Parallel GPG decryption

Posted on January 14, 2023 in Dev • 3 min read

I recently had to decrypt about 500k asymetrically GPG-encrypted strings and found out that it can take quite a lot of time while not being as straightforward as one might think to process in a concurrent manner to accelerate the computation time. Here is a quick work around for GPG parallel decryption.

I was initially using python-gnupg in a simple Python for loop:

import gc
import getpass
import logging
import shutil
import tempfile
from pathlib import Path

import gnupg

def _decrypt_text(encrypted_text, gpg):
    decrypted = gpg.decrypt(encrypted_text)
    assert decrypted.ok, 'Unable to decrypt!'
    return decrypted.data.decode()


private_key_path = '...'  # Path to the exported private key to use
encrypted_texts = [...]  # List of encrypted texts to decrypt

try:
    gnupghome = tempfile.mkdtemp()
    gpg = gnupg.GPG(gnupghome=gnupghome)
    private_key_path = str(Path(private_key_path).expanduser())
    logging.info('Importing private key from %s...', private_key_path)
    with open(private_key_path, 'rb') as fh:
        private_key = gpg.decrypt_file(fh, passphrase=getpass.getpass('Private key passphrase?'))
    assert private_key.ok, 'Unable to decrypt private key with provided passphrase!'
    import_key = gpg.import_keys(private_key.data)
    assert import_key.count > 0, 'No private key could be imported!'
    logging.info('The following %s keys where successfully imported: %s', import_key.count, ','.join(set(import_key.fingerprints)))

    decrypted_texts = [
        _decrypt_text(encrypted_text, gpg) for encrypted_text in encrypted_texts
    ]
finally:
    shutil.rmtree(tmp_gnupghome)
    gc.collect()

This was taking a substantial amount of time and (obviously) running on a single CPU core. Extrapolating from the run time to process 1k records (3 seconds), it would take an approximate of 25 hours.

So, I thought about using as much CPU cores as possible, but parallel processing turned out not to be as simple as a wrapping of my for loop with joblib.

This is because GPG, since version 2, relies heavily on gpg-agent which is a single process and acts as a bottleneck here. I’m not very familiar with the GPG code base but there are a couple of issues around on this topic (this one for instance).

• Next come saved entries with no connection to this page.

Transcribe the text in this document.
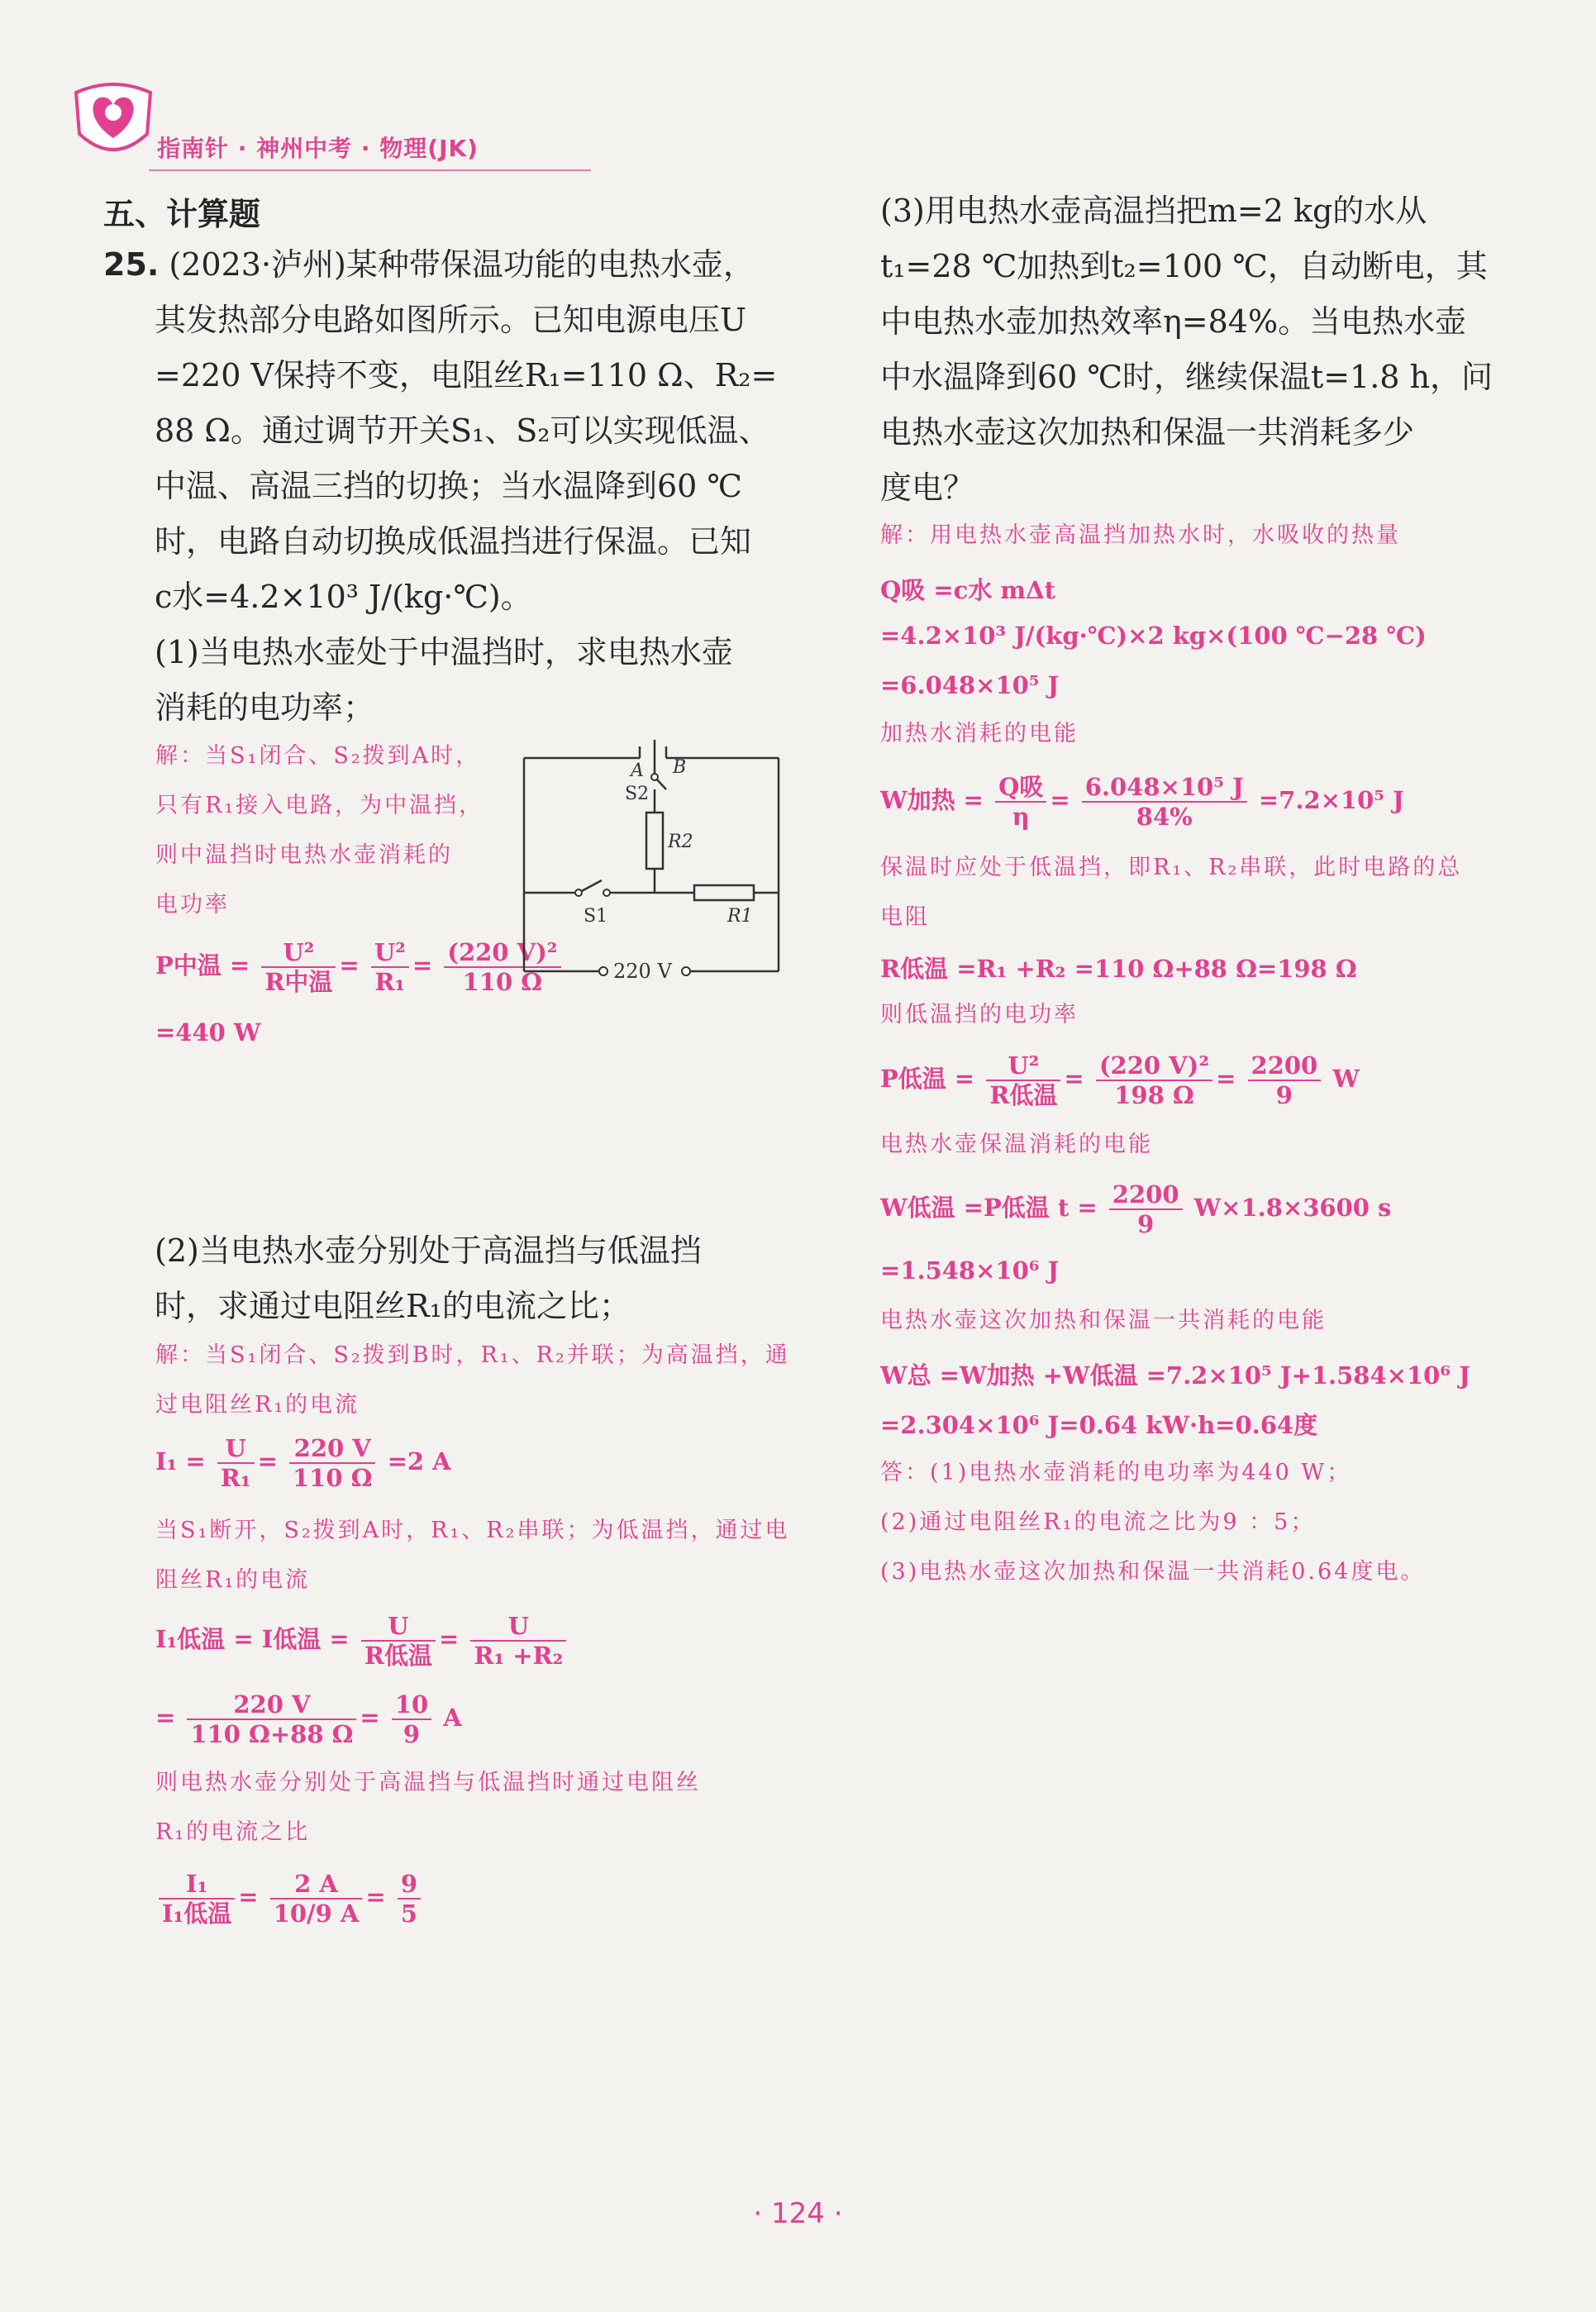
指南针 · 神州中考 · 物理(JK)
五、计算题
25. (2023·泸州)某种带保温功能的电热水壶，
其发热部分电路如图所示。已知电源电压U
=220 V保持不变，电阻丝R₁=110 Ω、R₂=
88 Ω。通过调节开关S₁、S₂可以实现低温、
中温、高温三挡的切换；当水温降到60 ℃
时，电路自动切换成低温挡进行保温。已知
c水=4.2×10³ J/(kg·℃)。
(1)当电热水壶处于中温挡时，求电热水壶
消耗的电功率；
解：当S₁闭合、S₂拨到A时，
只有R₁接入电路，为中温挡，
则中温挡时电热水壶消耗的
电功率
P中温 = $\frac{\text{U²}}{\text{R中温}} = \frac{\text{U²}}{\text{R₁}} = \frac{\text{(220 V)²}}{110 \Omega}$
=440 W
A B
S2
R2
S1	R1
220 V
(2)当电热水壶分别处于高温挡与低温挡
时，求通过电阻丝R₁的电流之比；
解：当S₁闭合、S₂拨到B时，R₁、R₂并联；为高温挡，通
过电阻丝R₁的电流
$I_1 = \frac{U}{\text{R₁}} = \frac{220 V}{110 \Omega} =2$ A
当S₁断开，S₂拨到A时，R₁、R₂串联；为低温挡，通过电
阻丝R₁的电流
I₁低温 = I低温 = $\frac{U}{\text{R低温}} = \frac{U}{\text{R₁ +R₂}}$
= $\frac{220 V}{110 \Omega+88 \Omega} = \frac{10}{9}$ A
则电热水壶分别处于高温挡与低温挡时通过电阻丝
R₁的电流之比
$\frac{\text{I₁}}{\text{I₁低温}} = \frac{2 A}{10/9 A} = \frac{9}{5}$
(3)用电热水壶高温挡把m=2 kg的水从
t₁=28 ℃加热到t₂=100 ℃，自动断电，其
中电热水壶加热效率η=84%。当电热水壶
中水温降到60 ℃时，继续保温t=1.8 h，问
电热水壶这次加热和保温一共消耗多少
度电？
解：用电热水壶高温挡加热水时，水吸收的热量
Q吸 =c水 mΔt
=4.2×10³ J/(kg·℃)×2 kg×(100 ℃−28 ℃)
=6.048×10⁵ J
加热水消耗的电能
W加热 = $\frac{\text{Q吸}}{\eta} = \frac{\text{6.048×10⁵ J}}{84\%} =7.2\times 10^5$ J
保温时应处于低温挡，即R₁、R₂串联，此时电路的总
电阻
R低温 =R₁ +R₂ =110 Ω+88 Ω=198 Ω
则低温挡的电功率
P低温 = $\frac{\text{U²}}{\text{R低温}} = \frac{\text{(220 V)²}}{198 \Omega} = \frac{2200}{9}$ W
电热水壶保温消耗的电能
W低温 =P低温 $t = \frac{2200}{9} W\times 1.8\times 3600$ s
=1.548×10⁶ J
电热水壶这次加热和保温一共消耗的电能
W总 =W加热 +W低温 =7.2×10⁵ J+1.584×10⁶ J
=2.304×10⁶ J=0.64 kW·h=0.64度
答：(1)电热水壶消耗的电功率为440 W；
(2)通过电阻丝R₁的电流之比为9 ：5；
(3)电热水壶这次加热和保温一共消耗0.64度电。
· 124 ·
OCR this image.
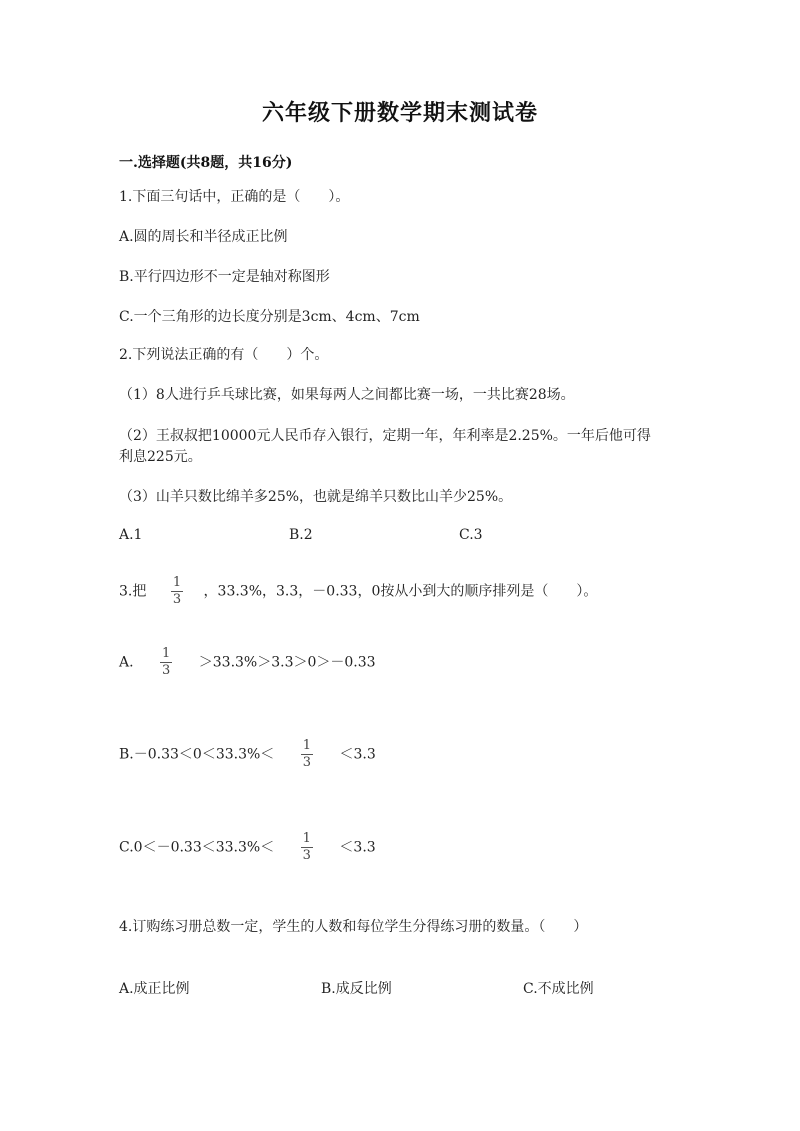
六年级下册数学期末测试卷
一.选择题(共8题，共16分)
1.下面三句话中，正确的是（　　）。
A.圆的周长和半径成正比例
B.平行四边形不一定是轴对称图形
C.一个三角形的边长度分别是3cm、4cm、7cm
2.下列说法正确的有（　　）个。
（1）8人进行乒乓球比赛，如果每两人之间都比赛一场，一共比赛28场。
（2）王叔叔把10000元人民币存入银行，定期一年，年利率是2.25%。一年后他可得利息225元。
（3）山羊只数比绵羊多25%，也就是绵羊只数比山羊少25%。
A.1	B.2	C.3
3.把 $\frac{1}{3}$ ，33.3%，3.3，－0.33，0按从小到大的顺序排列是（　　）。
A. $\frac{1}{3} >33.3\%>3.3>0>-0.33$
$B.-0.33<0<33.3\%< \frac{1}{3} <3.3$
$C.0<-0.33<33.3\%< \frac{1}{3} <3.3$
4.订购练习册总数一定，学生的人数和每位学生分得练习册的数量。（　　）
A.成正比例	B.成反比例	C.不成比例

A quick work around is to run multiple gpg-agent in parallel. This is easily achieved in practice since GPG creates one gpg-agent process per GNUPGHOME. So, I could simply initialize a pool of GPG instances and rotate among them for parallel processing:

import gc
import getpass
import logging
import shutil
from pathlib import Path

import gnupg
from joblib import Parallel, delayed

private_key_path = '...'  # Path to the exported private key to use
encrypted_texts = [...]  # List of encrypted texts to decrypt
n_jobs = 100  # Needs to be tuned to your machine specs

try:
    gpg = gnupg.GPG()
    private_key_path = str(Path(private_key_path).expanduser())
    with open(private_key_path, 'rb') as fh:
        private_key = gpg.decrypt_file(fh, passphrase=getpass.getpass('Private key passphrase?'))
    assert private_key.ok, 'Unable to decrypt private key with provided passphrase!'

    gpg_workers_list = {}
    for i in range(n_jobs):
        tmp_gnupghome = tempfile.mkdtemp()
        logging.info('Using temporary GNUPGHOME %s...', tmp_gnupghome)
        gpg = gnupg.GPG(gnupghome=tmp_gnupghome)

        logging.info('Importing private key from %s...', private_key_path)
        import_key = gpg.import_keys(private_key.data)
        assert import_key.count > 0, 'No private key could be imported!'
        logging.info('The following %s keys where successfully imported: %s', import_key.count, ','.join(set(import_key.fingerprints)))

        gpg_workers_list[tmp_gnupghome] = gpg

    decrypted_texts = Parallel(n_jobs=n_jobs)(
        delayed(_decrypt_text)(
            encrypted_text,
            list(gpg_workers_list.values())[i % n_jobs]
        )
        for i, encrypted_text in enumerate(encrypted_texts)
    )
finally:
    for tmp_gnupghome in gpg_workers_list.keys():
        shutil.rmtree(tmp_gnupghome)
    gc.collect()

With this workaround, I was able to process the full 500k records in less than 15 minutes.

Note: The goal of this snippet is to demonstrate how to quickly get parallel decryption of GPG-encrypted texts. Much can be done to handle passphrases and secrets in a more secure manner, but this is beyond the scope of this article.